Surround Sound Acoustic Measurement
Room Impulse Response, Reverberation Measurement & Convolution Reverb
Project Team (Faculty of Engineering Students, University of Victoria):
Madeline Carson Hudson Giesbrecht Tim Perry Dr. Peter Driessen (Supervisor)
DETAILED REPORT | RESEARCH POSTER | AUDIO DEMO |
We used state of the art acoustic measurements to capture the sonic fingerprint of the Phillip T. Young Recital Hall from many different perspectives. We then created a convolution reverb to "reproduce" the recital hall acoustics over a surround sound playback system.
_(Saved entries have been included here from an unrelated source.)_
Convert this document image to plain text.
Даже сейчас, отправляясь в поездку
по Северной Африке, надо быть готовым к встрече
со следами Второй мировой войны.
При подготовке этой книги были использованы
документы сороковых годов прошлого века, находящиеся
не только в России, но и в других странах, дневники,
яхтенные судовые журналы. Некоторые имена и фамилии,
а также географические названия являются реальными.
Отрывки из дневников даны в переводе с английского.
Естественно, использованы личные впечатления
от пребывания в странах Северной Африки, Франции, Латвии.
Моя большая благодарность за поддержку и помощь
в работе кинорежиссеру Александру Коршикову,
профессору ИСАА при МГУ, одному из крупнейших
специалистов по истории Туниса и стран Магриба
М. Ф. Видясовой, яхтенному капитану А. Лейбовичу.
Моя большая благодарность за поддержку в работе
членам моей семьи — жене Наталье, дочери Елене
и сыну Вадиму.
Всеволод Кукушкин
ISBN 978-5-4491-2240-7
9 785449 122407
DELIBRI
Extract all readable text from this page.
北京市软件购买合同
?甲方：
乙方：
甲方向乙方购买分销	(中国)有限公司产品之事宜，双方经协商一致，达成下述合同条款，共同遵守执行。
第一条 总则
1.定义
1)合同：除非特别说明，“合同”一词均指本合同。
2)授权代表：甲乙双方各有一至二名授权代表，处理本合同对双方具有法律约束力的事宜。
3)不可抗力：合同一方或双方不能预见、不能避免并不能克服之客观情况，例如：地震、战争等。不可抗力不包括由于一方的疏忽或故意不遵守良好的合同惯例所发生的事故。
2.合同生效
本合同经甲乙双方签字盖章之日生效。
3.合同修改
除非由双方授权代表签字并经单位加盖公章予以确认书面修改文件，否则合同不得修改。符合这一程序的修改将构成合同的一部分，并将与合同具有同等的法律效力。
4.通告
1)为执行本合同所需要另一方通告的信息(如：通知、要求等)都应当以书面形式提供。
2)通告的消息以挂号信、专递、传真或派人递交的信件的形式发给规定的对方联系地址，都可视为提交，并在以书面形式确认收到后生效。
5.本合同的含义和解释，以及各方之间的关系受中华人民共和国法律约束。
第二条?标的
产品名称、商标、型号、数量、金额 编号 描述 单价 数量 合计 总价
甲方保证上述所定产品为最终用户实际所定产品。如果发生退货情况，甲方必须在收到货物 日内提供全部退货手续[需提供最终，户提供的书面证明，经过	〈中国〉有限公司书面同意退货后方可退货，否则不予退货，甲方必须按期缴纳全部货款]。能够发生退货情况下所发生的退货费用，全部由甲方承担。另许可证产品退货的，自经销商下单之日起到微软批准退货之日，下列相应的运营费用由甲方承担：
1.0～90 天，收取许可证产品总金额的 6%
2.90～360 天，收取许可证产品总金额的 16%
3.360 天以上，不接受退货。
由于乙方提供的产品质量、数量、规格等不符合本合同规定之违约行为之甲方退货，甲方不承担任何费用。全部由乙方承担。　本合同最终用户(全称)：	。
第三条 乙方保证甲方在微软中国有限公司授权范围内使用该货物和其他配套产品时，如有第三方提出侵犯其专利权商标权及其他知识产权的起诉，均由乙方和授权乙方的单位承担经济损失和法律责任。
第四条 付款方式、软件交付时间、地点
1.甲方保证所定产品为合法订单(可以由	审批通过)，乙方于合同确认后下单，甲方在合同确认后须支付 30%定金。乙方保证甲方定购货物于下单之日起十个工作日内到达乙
Method: We used a 5-channel circular microphone array to measure a matrix of 70 surround sound room impulse responses: At each of 7 listener locations, the response was captured for 10 sound source positions. This source-listener matrix can be used to simulate the acoustic space from multiple perspectives.
The impulse responses have exceptional signal to noise ratios thanks to the exponential sine sweep measurement technique.
To test the results on listeners, we created a surround sound convolution reverb. By performing multi-sound-source convolutions, dry-recorded signals can be virtually placed into the measured acoustic space. An ensemble with up to 10 performers can be simulated with natural sounding acoustics.